PEX Rail on Pascal GPUs
This page talks about the PEX rail on Pascal series of GPUs, how it works, what it's used for, and common problems with it.
The Controller Circuit[edit | edit source]
PEX is created by a uP1728Q by uPI semiconductor (datasheet) or similar IC by stepping down 3.3V to 1V-ish.
Markings on the schematic and board could differ from GPU model to another but the circuit is almost always the same.
The uP1728Q uses 3.3V as Vin coming from the PCIE bus, 5V from 5V Rail at VDD, and gets enabled by the PGOOD signal from the Vcore controller.
The controller regulates the 3.3V on the input to 1V on the output. It regulates that voltage through a resistive divider on the FB pin (Figure 2)
Usage[edit | edit source]
PEX rail goes directly to the core to power the PCIE logic on it.
Common problems[edit | edit source]
No voltage out[edit | edit source]
First thing to check is the EN signal which should be 2V+ followed by Vin which should be 3.3V (Figure 2) then VDD which should be 5V. If one of those is missing then check the schematic and follow the signal to find the culprit, it's usually a faulty resistor.
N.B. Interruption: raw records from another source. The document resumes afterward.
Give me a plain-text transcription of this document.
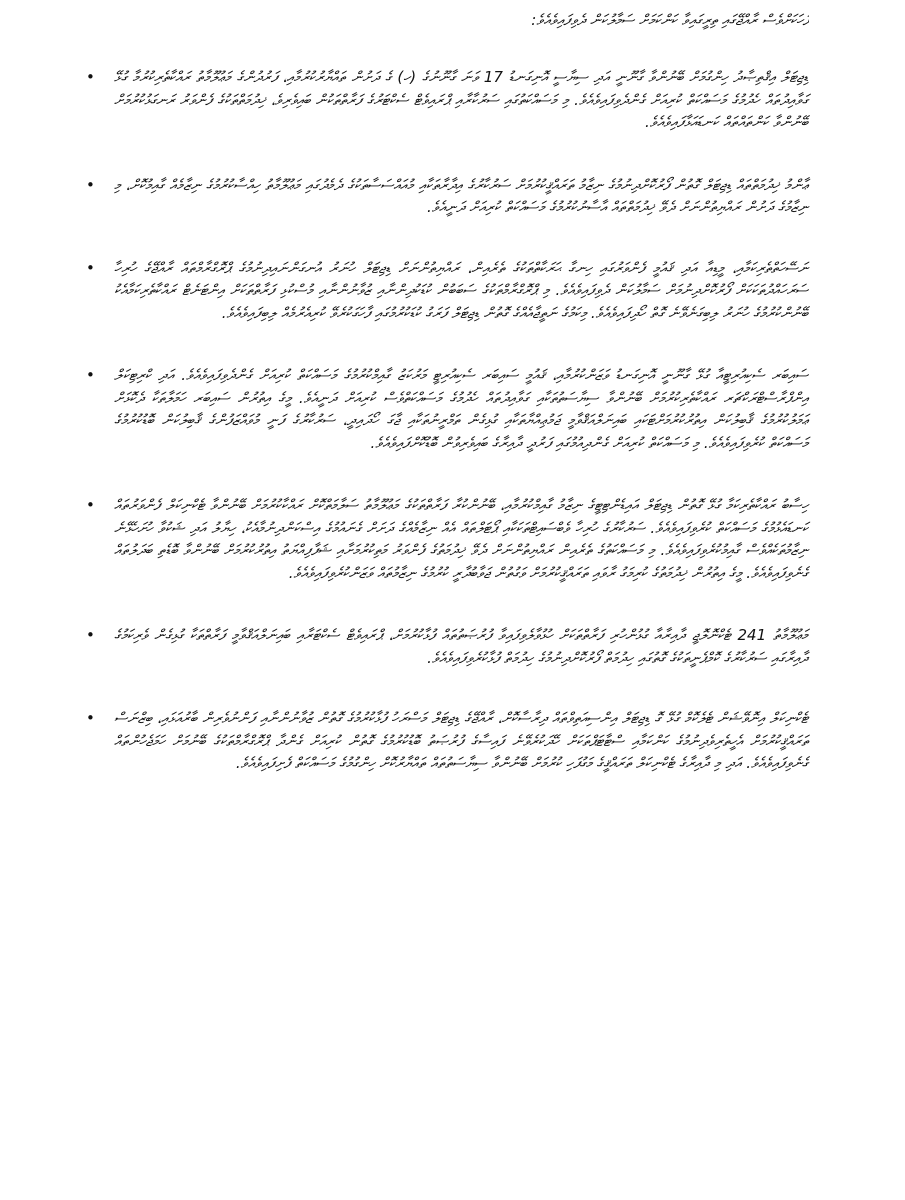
ފަހަކަށްވެސް ރާއްޖޭގައި ތިރީގައިވާ ކަންކަމަށް ސަމާލުކަން ދެވިފައިވެއެވެ:
• ޑިޖިޓަލް އިޤްތިޞާދު ހިންގުމަށް ބޭނުންވާ ގާނޫނީ އަދި ސިޔާސީ އޮނިގަނޑު 17 ވަނަ ގާނޫނުގެ (ހ) ގެ ދަށުން ތައްޔާރުކުރުމާއި، ފަރުދުންގެ މަޢުލޫމާތު ރައްކާތެރިކުރުމާ ގުޅޭ ގަވާއިދުތައް ހެދުމުގެ މަސައްކަތް ކުރިއަށް ގެންދެވިފައިވެއެވެ. މި މަސައްކަތުގައި ސަރުކާރާއި ޕްރައިވެޓް ސެކްޓަރުގެ ފަރާތްތަކުން ބައިވެރިވެ، ޚިދުމަތްތަކުގެ ފެންވަރު ރަނގަޅުކުރުމަށް ބޭނުންވާ ކަންތައްތައް ކަނޑައަޅާފައިވެއެވެ.
• ޢާންމު ޚިދުމަތްތައް ޑިޖިޓަލް ގޮތުން ފޯރުކޮށްދިނުމުގެ ނިޒާމު ތަރައްޤީކުރުމަށް ސަރުކާރުގެ އިދާރާތަކާއި މުއައްސަސާތަކުގެ ދެމެދުގައި މަޢުލޫމާތު ހިއްސާކުރުމުގެ ނިޒާމެއް ގާއިމުކޮށް، މި ނިޒާމުގެ ދަށުން ރައްޔިތުންނަށް ދެވޭ ޚިދުމަތްތައް އާސާނުކުރުމުގެ މަސައްކަތް ކުރިއަށް ދަނީއެވެ.
• ނަސޭހަތްތެރިކަމާއި، މީޑިއާ އަދި ޤައުމީ ފެންވަރުގައި ހިނގާ ޙަރަކާތްތަކުގެ ތެރެއިން، ރައްޔިތުންނަށް ޑިޖިޓަލް ހުނަރު އުނގަންނައިދިނުމުގެ ޕްރޮގްރާމްތައް ރާއްޖޭގެ ހުރިހާ ސަރަހައްދުތަކަކަށް ފޯރުކޮށްދިނުމަށް ސަމާލުކަން ދެވިފައިވެއެވެ. މި ޕްރޮގްރާމްތަކުގެ ސަބަބުން ކުޑަކުދިންނާއި ޒުވާނުންނާއި މުސްކުޅި ފަރާތްތަކަށް އިންޓަނެޓް ރައްކާތެރިކަމާއެކު ބޭނުންކުރުމުގެ ހުނަރު ލިބިގަނެވޭނެ ގޮތް ހޯދިފައިވެއެވެ. މިކަމުގެ ނަތީޖާއެއްގެ ގޮތުން ޑިޖިޓަލް ފަރަގު ކުޑަކުރުމުގައި ފާހަގަކުރެވޭ ކުރިއެރުމެއް ލިބިފައިވެއެވެ.
• ސައިބަރ ސެކިއުރިޓީއާ ގުޅޭ ގާނޫނީ އޮނިގަނޑު ވަޒަންކުރުމާއި، ޤައުމީ ސައިބަރ ސެކިއުރިޓީ މަރުކަޒު ގާއިމްކުރުމުގެ މަސައްކަތް ކުރިއަށް ގެންދެވިފައިވެއެވެ. އަދި ކްރިޓިކަލް އިންފްރާސްޓްރަކްޗަރ ރައްކާތެރިކުރުމަށް ބޭނުންވާ ސިޔާސަތުތަކާއި ގަވާއިދުތައް ހެދުމުގެ މަސައްކަތްވެސް ކުރިއަށް ދަނީއެވެ. މީގެ އިތުރުން ސައިބަރ ހަމަލާތަކާ ދެކޮޅަށް ޢަމަލުކުރުމުގެ ޤާބިލުކަން އިތުރުކުރުމަށްޓަކައި ބައިނަލްއަޤްވާމީ ޖަމުޢިއްޔާތަކާއި ގުޅިގެން ތަމްރީނުތަކާއި ޖާގަ ހޯދައިދީ، ސަރުކާރުގެ ފަނީ މުވައްޒަފުންގެ ޤާބިލުކަން ބޮޑުކުރުމުގެ މަސައްކަތް ކުރެވިފައިވެއެވެ. މި މަސައްކަތް ކުރިއަށް ގެންދިއުމުގައި ފަރުދީ ދާއިރާގެ ބައިވެރިވުން ބޮޑުކޮށްފައިވެއެވެ.
• ހިސާބު ރައްކާތެރިކަމާ ގުޅޭ ގޮތުން ޑިޖިޓަލް އައިޑެންޓިޓީގެ ނިޒާމު ގާއިމްކުރުމާއި، ބޭނުންކުރާ ފަރާތްތަކުގެ މަޢުލޫމާތު ސަލާމަތްކޮށް ރައްކާކުރުމަށް ބޭނުންވާ ޓެކްނިކަލް ފެންވަރުތައް ކަނޑައެޅުމުގެ މަސައްކަތް ކުރެވިފައިވެއެވެ. ސަރުކާރުގެ ހުރިހާ ވެބްސައިޓްތަކަކާއި ޕޯޓަލްތައް އެއް ނިޒާމެއްގެ ދަށަށް ގެނައުމުގެ އިސްކަންދިނުމާއެކު، ހިޔާލު އަދި ޝަކުވާ ހުށަހެޅޭނެ ނިޒާމުތަކެއްވެސް ގާއިމުކުރެވިފައިވެއެވެ. މި މަސައްކަތުގެ ތެރެއިން ރައްޔިތުންނަށް ދެވޭ ޚިދުމަތުގެ ފެންވަރު މަތިކުރުމަށާއި ޝަފާފިއްޔަތު އިތުރުކުރުމަށް ބޭނުންވާ ބޮޑެތި ބަދަލުތައް ގެނެވިފައިވެއެވެ. މީގެ އިތުރުން ޚިދުމަތުގެ ކުރިމަގު ރާވައި ތަރައްޤީކުރުމަށް ވަގުތުން ޖަވާބުދާރީ ކުރުމުގެ ނިޒާމުތައް ވަޒަންކުރެވިފައިވެއެވެ.
• މަޢުލޫމާތު 241 ޓެކްނޮލޮޖީ ދާއިރާއާ ގުޅުންހުރި ފަރާތްތަކަށް ހުޅުވާލެވިފައިވާ ފުރުޞަތުތައް ފުޅާކުރުމަށް، ޕްރައިވެޓް ސެކްޓަރާއި ބައިނަލްއަޤްވާމީ ފަރާތްތަކާ ގުޅިގެން ވެރިކަމުގެ ދާއިރާގައި ސަރުކާރުގެ ކޮމްޕެނީތަކުގެ ގޮތުގައި ހިދުމަތް ފޯރުކޮށްދިނުމުގެ ހިދުމަތް ފުޅާކުރެވިފައިވެއެވެ.
• ޓެކްނިކަލް އިނޮވޭޝަން ޓެލެކޮމް ގުޅޭ ގޮ ޑިޖިޓަލް އިންސިއަތިވްތައް ދިރާސާކޮށް، ރާއްޖޭގެ ޑިޖިޓަލް މަސްރަހު ފުޅާކުރުމުގެ ގޮތުން ޒުވާނުންނާއި ފަންނުވެރިން ބާރުއަޅައި، ބިޒްނަސް ތަރައްޤީކުރުމަށް އެހީތެރިވެދިނުމުގެ ކަންކަމާއި ސްޓާޓަޕްތަކަށް ހޭދަކުރެވޭނެ ފައިސާގެ ފުރުޞަތު ބޮޑުކުރުމުގެ ގޮތުން ކުރިއަށް ގެންދާ ޕްރޮގްރާމްތަކުގެ ބޭނުމަށް ހަމަޖެހުންތައް ގެނެވިފައިވެއެވެ. އަދި މި ދާއިރާގެ ޓެކްނިކަލް ތަރައްޤީގެ މަގުފަހި ކުރުމަށް ބޭނުންވާ ސިޔާސަތުތައް ތައްޔާރުކޮށް ހިންގުމުގެ މަސައްކަތް ފެށިފައިވެއެވެ.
Replace the controller if everything else is in order but still no voltage out.
Short on PEX rail[edit | edit source]
Generally speaking, a short on the PEX rail is accompanied by a dead core well over 95% of the time. If you have a short on the PEX rail, your efforts should primarily be focused on proving that the core itself is the source of your short. Typically speaking for Nvidia cards, the "PEX" portion of the GPU is in the bottom right corner, and under a thermal camera a shorted PEX rail tends to be noticeably warmer in this location.
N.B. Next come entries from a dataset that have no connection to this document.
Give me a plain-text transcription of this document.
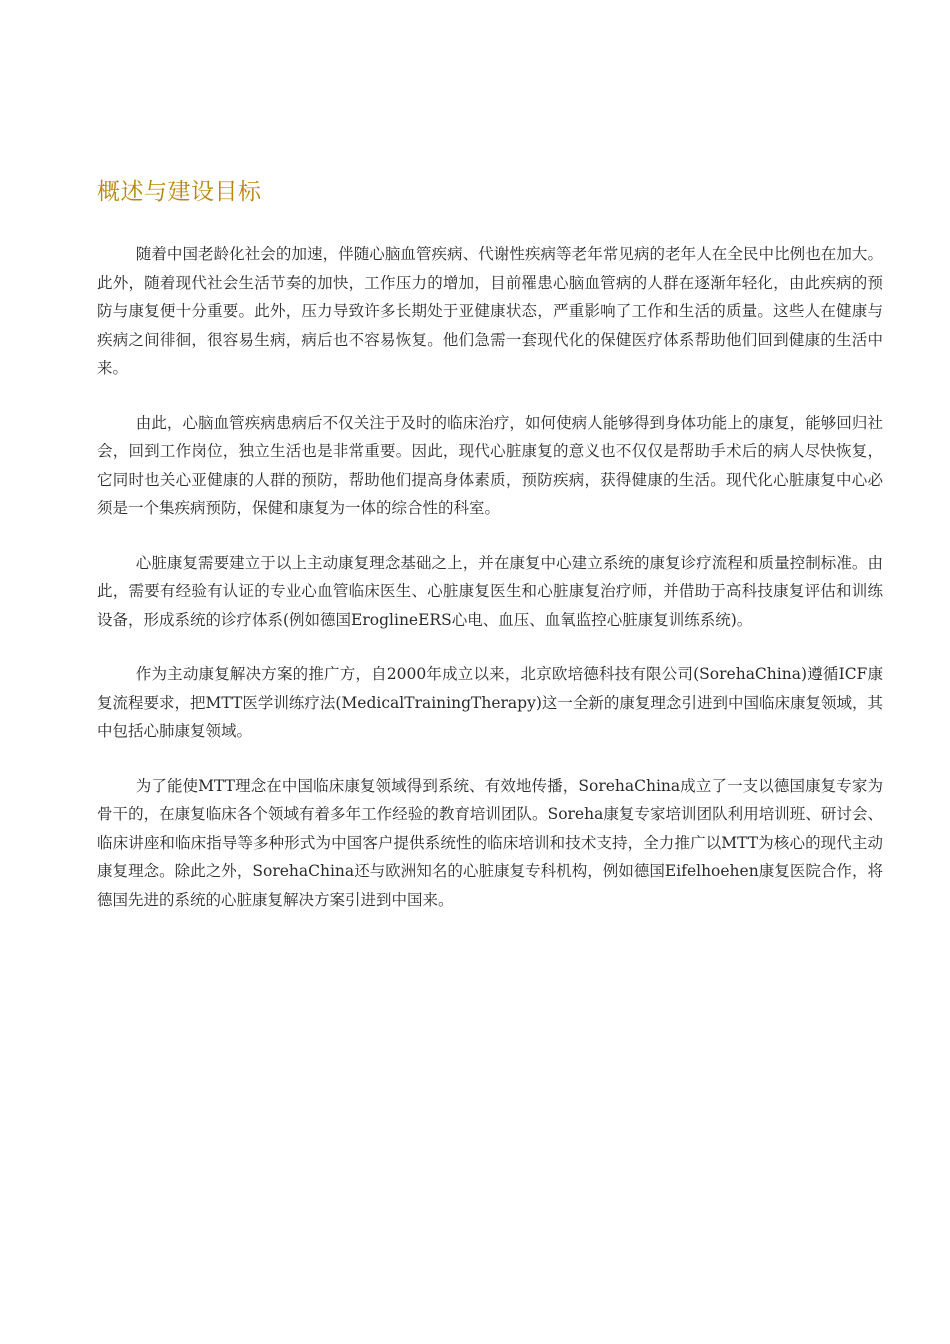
概述与建设目标

随着中国老龄化社会的加速，伴随心脑血管疾病、代谢性疾病等老年常见病的老年人在全民中比例也在加大。此外，随着现代社会生活节奏的加快，工作压力的增加，目前罹患心脑血管病的人群在逐渐年轻化，由此疾病的预防与康复便十分重要。此外，压力导致许多长期处于亚健康状态，严重影响了工作和生活的质量。这些人在健康与疾病之间徘徊，很容易生病，病后也不容易恢复。他们急需一套现代化的保健医疗体系帮助他们回到健康的生活中来。

由此，心脑血管疾病患病后不仅关注于及时的临床治疗，如何使病人能够得到身体功能上的康复，能够回归社会，回到工作岗位，独立生活也是非常重要。因此，现代心脏康复的意义也不仅仅是帮助手术后的病人尽快恢复，它同时也关心亚健康的人群的预防，帮助他们提高身体素质，预防疾病，获得健康的生活。现代化心脏康复中心必须是一个集疾病预防，保健和康复为一体的综合性的科室。

心脏康复需要建立于以上主动康复理念基础之上，并在康复中心建立系统的康复诊疗流程和质量控制标准。由此，需要有经验有认证的专业心血管临床医生、心脏康复医生和心脏康复治疗师，并借助于高科技康复评估和训练设备，形成系统的诊疗体系(例如德国EroglineERS心电、血压、血氧监控心脏康复训练系统)。

作为主动康复解决方案的推广方，自2000年成立以来，北京欧培德科技有限公司(SorehaChina)遵循ICF康复流程要求，把MTT医学训练疗法(MedicalTrainingTherapy)这一全新的康复理念引进到中国临床康复领域，其中包括心肺康复领域。

为了能使MTT理念在中国临床康复领域得到系统、有效地传播，SorehaChina成立了一支以德国康复专家为骨干的，在康复临床各个领域有着多年工作经验的教育培训团队。Soreha康复专家培训团队利用培训班、研讨会、临床讲座和临床指导等多种形式为中国客户提供系统性的临床培训和技术支持，全力推广以MTT为核心的现代主动康复理念。除此之外，SorehaChina还与欧洲知名的心脏康复专科机构，例如德国Eifelhoehen康复医院合作，将德国先进的系统的心脏康复解决方案引进到中国来。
If you do not have a thermal camera, a core short can be confirmed by removing the inductor and checking the resistance of each pad to ground. If you have a short on the side that goes to the GPU, then there is a 99% chance the core is dead (this is going to be the case the majority of the time). If the other pad has a short and the core side pad measures fine, then it's most likely a dead component (or more than one) on the line that creates PEX, or the uP1728Q itself.